I wanted to be like these guys. Not in their way but in mine. I wanted to disconnect myself with the commercial reality. I slept outside under the stars. I'd refuse to have my parents drive and pick me up from school. I wanted nothing to do with technology. It lasted only a week. Maybe two. The thing was that I didn't really expect it to last. When I did wake up on the last day I was keeping with my ritual, I knew it would be the last. It just felt right to stop. I think my parents thought I was on drugs.

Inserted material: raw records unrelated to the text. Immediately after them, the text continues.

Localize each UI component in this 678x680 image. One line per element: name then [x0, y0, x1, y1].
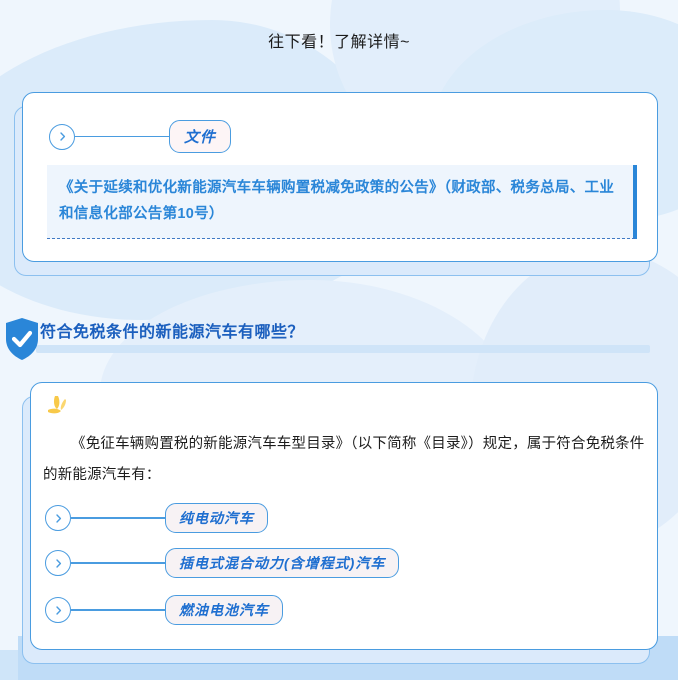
- connector-line: [75, 135, 169, 138]
- connector-line: [71, 517, 165, 519]
- chevron-right-icon[interactable]: [45, 550, 71, 576]
- heading-underline-bar: [36, 345, 650, 353]
- connector-line: [71, 562, 165, 564]
- shield-check-icon: [4, 317, 40, 361]
- vehicle-type-badge[interactable]: 插电式混合动力(含增程式)汽车: [165, 548, 400, 578]
- vehicle-type-badge[interactable]: 燃油电池汽车: [165, 595, 283, 625]
- section-title: 符合免税条件的新能源汽车有哪些？: [40, 324, 305, 341]
- vehicle-list-card: 《免征车辆购置税的新能源汽车车型目录》（以下简称《目录》）规定，属于符合免税条件…: [22, 382, 658, 664]
- vehicle-list-body-text: 《免征车辆购置税的新能源汽车车型目录》（以下简称《目录》）规定，属于符合免税条件…: [43, 436, 645, 483]
- dashed-separator: [47, 238, 635, 239]
- document-badge[interactable]: 文件: [169, 120, 232, 153]
- document-quote-block: 《关于延续和优化新能源汽车车辆购置税减免政策的公告》（财政部、税务总局、工业和信…: [47, 165, 637, 239]
- document-card: 文件 《关于延续和优化新能源汽车车辆购置税减免政策的公告》（财政部、税务总局、工…: [14, 92, 658, 276]
- document-title-text: 《关于延续和优化新能源汽车车辆购置税减免政策的公告》（财政部、税务总局、工业和信…: [59, 180, 615, 222]
- lead-text: 往下看！了解详情~: [268, 34, 410, 51]
- sparkle-icon: [45, 395, 75, 421]
- vehicle-type-badge[interactable]: 纯电动汽车: [165, 503, 268, 533]
- document-badge-connector: 文件: [49, 120, 232, 153]
- chevron-right-icon[interactable]: [45, 505, 71, 531]
- document-card-surface: 文件 《关于延续和优化新能源汽车车辆购置税减免政策的公告》（财政部、税务总局、工…: [22, 92, 658, 262]
- list-item: 纯电动汽车: [45, 503, 268, 533]
- connector-line: [71, 609, 165, 611]
- vehicle-list-card-surface: 《免征车辆购置税的新能源汽车车型目录》（以下简称《目录》）规定，属于符合免税条件…: [30, 382, 658, 650]
- section-heading: 符合免税条件的新能源汽车有哪些？: [0, 310, 678, 360]
- chevron-right-icon[interactable]: [49, 123, 75, 150]
- list-item: 插电式混合动力(含增程式)汽车: [45, 548, 400, 578]
- chevron-right-icon[interactable]: [45, 597, 71, 623]
- infographic-page: 往下看！了解详情~ 文件 《关于延续和优化新能源汽车车辆购置税减免政策的公告》（…: [0, 0, 678, 680]
- list-item: 燃油电池汽车: [45, 595, 283, 625]
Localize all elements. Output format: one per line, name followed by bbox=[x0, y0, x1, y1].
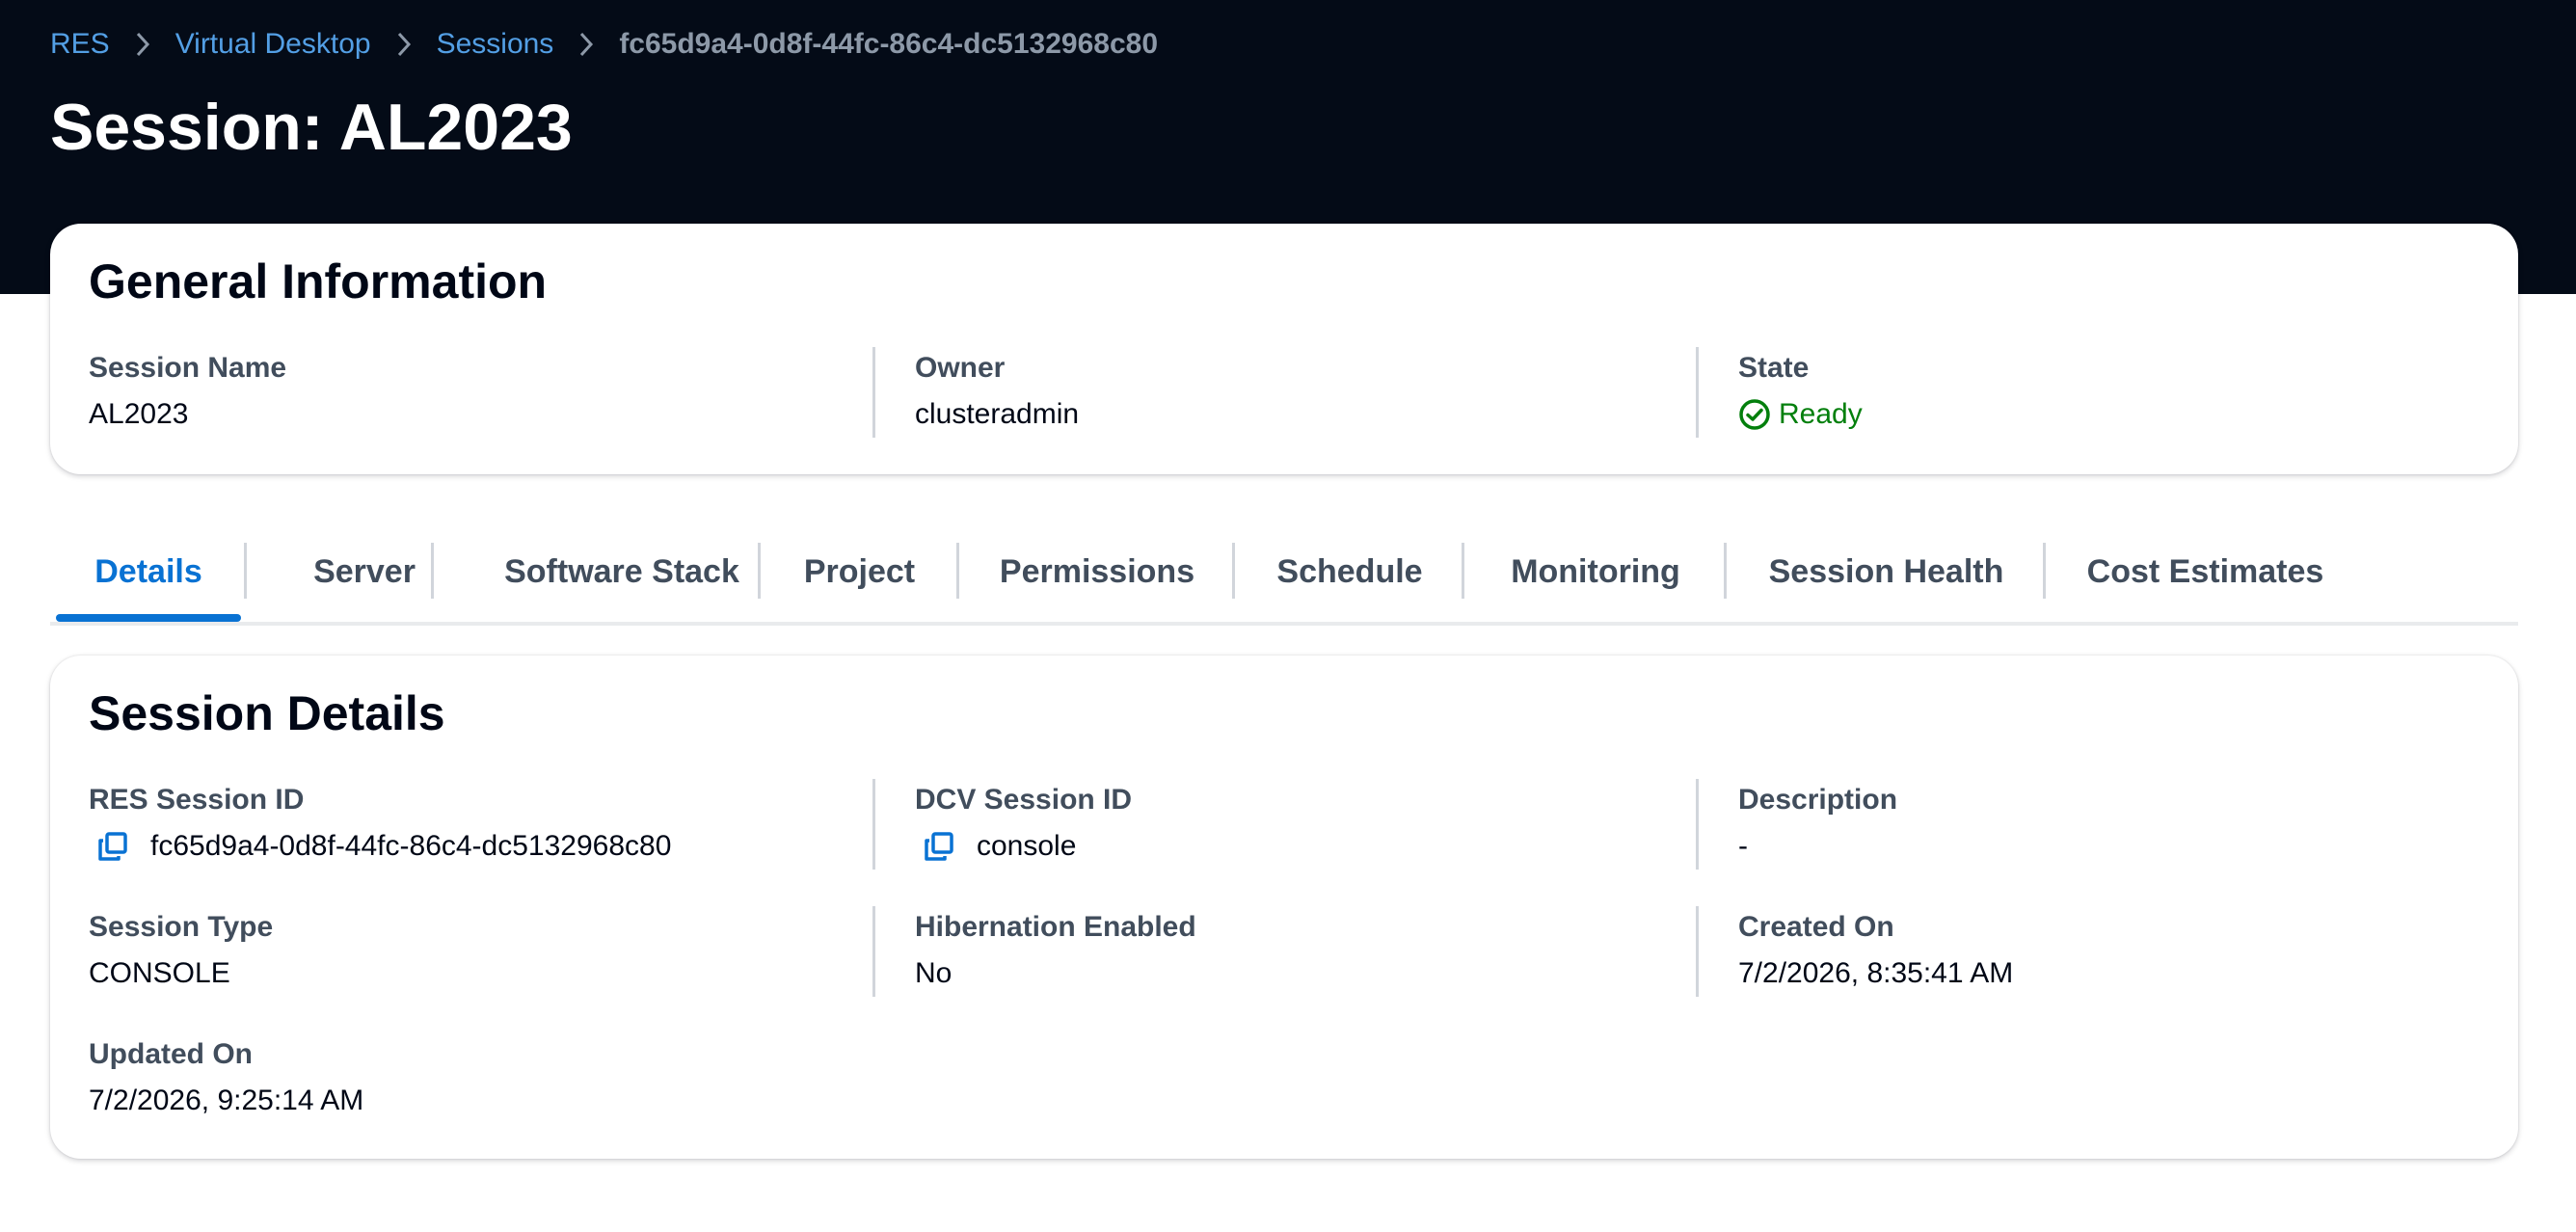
created-on-field: Created On 7/2/2026, 8:35:41 AM bbox=[1738, 908, 2509, 993]
session-name-value: AL2023 bbox=[89, 398, 189, 430]
column-divider bbox=[1696, 347, 1699, 438]
breadcrumb-sessions[interactable]: Sessions bbox=[437, 28, 554, 61]
check-circle-icon bbox=[1738, 398, 1771, 431]
copy-icon[interactable] bbox=[923, 830, 955, 863]
tab-software-stack[interactable]: Software Stack bbox=[434, 525, 810, 618]
dcv-session-id-row: console bbox=[915, 827, 1686, 866]
breadcrumb-current: fc65d9a4-0d8f-44fc-86c4-dc5132968c80 bbox=[619, 28, 1159, 60]
tab-software-stack-label: Software Stack bbox=[504, 552, 739, 590]
tab-details[interactable]: Details bbox=[56, 525, 241, 622]
hibernation-label: Hibernation Enabled bbox=[915, 911, 1196, 943]
session-name-label: Session Name bbox=[89, 352, 287, 384]
state-field: State Ready bbox=[1738, 349, 2509, 434]
tab-permissions[interactable]: Permissions bbox=[959, 525, 1235, 618]
tab-session-health[interactable]: Session Health bbox=[1727, 525, 2046, 618]
dcv-session-id-field: DCV Session ID console bbox=[915, 781, 1686, 866]
chevron-right-icon bbox=[127, 31, 158, 58]
description-value: - bbox=[1738, 830, 1748, 862]
tab-project-label: Project bbox=[803, 552, 916, 590]
tab-cost-estimates-label: Cost Estimates bbox=[2086, 552, 2324, 590]
tab-monitoring-label: Monitoring bbox=[1511, 552, 1680, 590]
copy-icon[interactable] bbox=[96, 830, 129, 863]
session-type-value: CONSOLE bbox=[89, 957, 230, 989]
hibernation-value: No bbox=[915, 957, 953, 989]
session-details-title: Session Details bbox=[89, 686, 445, 740]
tab-session-health-label: Session Health bbox=[1768, 552, 2004, 590]
owner-value: clusteradmin bbox=[915, 398, 1080, 430]
chevron-right-icon bbox=[389, 31, 419, 58]
column-divider bbox=[1696, 906, 1699, 997]
tab-schedule-label: Schedule bbox=[1276, 552, 1423, 590]
created-on-label: Created On bbox=[1738, 911, 1894, 943]
created-on-value: 7/2/2026, 8:35:41 AM bbox=[1738, 957, 2014, 989]
hibernation-field: Hibernation Enabled No bbox=[915, 908, 1686, 993]
column-divider bbox=[1696, 779, 1699, 870]
chevron-right-icon bbox=[571, 31, 602, 58]
active-tab-indicator bbox=[56, 614, 241, 622]
column-divider bbox=[872, 906, 875, 997]
state-value: Ready bbox=[1779, 398, 1863, 430]
breadcrumb: RES Virtual Desktop Sessions fc65d9a4-0d… bbox=[50, 25, 1158, 64]
tab-monitoring[interactable]: Monitoring bbox=[1464, 525, 1727, 618]
dcv-session-id-label: DCV Session ID bbox=[915, 784, 1133, 816]
res-session-id-field: RES Session ID fc65d9a4-0d8f-44fc-86c4-d… bbox=[89, 781, 860, 866]
updated-on-value: 7/2/2026, 9:25:14 AM bbox=[89, 1085, 364, 1116]
tab-permissions-label: Permissions bbox=[999, 552, 1195, 590]
breadcrumb-res[interactable]: RES bbox=[50, 28, 110, 61]
res-session-id-label: RES Session ID bbox=[89, 784, 305, 816]
session-tabs: Details Server Software Stack Project Pe… bbox=[50, 525, 2518, 626]
owner-label: Owner bbox=[915, 352, 1006, 384]
description-label: Description bbox=[1738, 784, 1898, 816]
state-status: Ready bbox=[1738, 395, 2509, 434]
description-field: Description - bbox=[1738, 781, 2509, 866]
session-details-card: Session Details RES Session ID fc65d9a4-… bbox=[50, 656, 2518, 1159]
session-type-label: Session Type bbox=[89, 911, 274, 943]
updated-on-label: Updated On bbox=[89, 1038, 253, 1070]
dcv-session-id-value: console bbox=[977, 830, 1077, 862]
session-type-field: Session Type CONSOLE bbox=[89, 908, 860, 993]
updated-on-field: Updated On 7/2/2026, 9:25:14 AM bbox=[89, 1035, 860, 1120]
tab-project[interactable]: Project bbox=[761, 525, 958, 618]
breadcrumb-virtual-desktop[interactable]: Virtual Desktop bbox=[175, 28, 371, 61]
column-divider bbox=[872, 347, 875, 438]
state-label: State bbox=[1738, 352, 1810, 384]
column-divider bbox=[872, 779, 875, 870]
tab-schedule[interactable]: Schedule bbox=[1235, 525, 1464, 618]
page-title: Session: AL2023 bbox=[50, 91, 573, 164]
session-name-field: Session Name AL2023 bbox=[89, 349, 860, 434]
general-information-card: General Information Session Name AL2023 … bbox=[50, 224, 2518, 474]
tab-cost-estimates[interactable]: Cost Estimates bbox=[2046, 525, 2365, 618]
res-session-id-value: fc65d9a4-0d8f-44fc-86c4-dc5132968c80 bbox=[150, 830, 672, 862]
res-session-id-row: fc65d9a4-0d8f-44fc-86c4-dc5132968c80 bbox=[89, 827, 860, 866]
owner-field: Owner clusteradmin bbox=[915, 349, 1686, 434]
tab-server-label: Server bbox=[313, 552, 416, 590]
general-information-title: General Information bbox=[89, 254, 548, 308]
tab-details-label: Details bbox=[94, 552, 202, 590]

I don't know why I stopped but I did. I think a part of me knew it was just an experiment. But there would be no way to feel what I wanted to feel without going ahead and doing that. In the end, I realized there was no use in pretending I wasn't born to a family that loved me. To a home where I was lucky enough to have breakfast every morning (well, that's kind of a lie since I don't really remember ever eating breakfast) and dinner every night. To the luxuries that other folks were not lucky enough to have. And I say lucky because that's exactly all it is. What prevented me from being born in the midst of the Hutu and Tutsi conflict? The Bosnian conflict? The Spanish Inquisition? Nothing.

An intimate friend was discussing her interpretation of Into the Wild the other night and I think that caused me to remember this. It's nice to have ideals. It's nice to have principles to live by. But when your principles go against the very person you know you are, then it becomes deceit by ones own idealism. Yes, you must be the change you wish to see, but if you have never seen the change you wish to see then your very interpretation of what needs to change can be dangerously misinterpreted. And for that reason, nothing is more important than staying true to yourself. Whatever that may be. You can always affect what you wish to effect but one just needs to tap into the proper medium. A rose is a rose is a rose.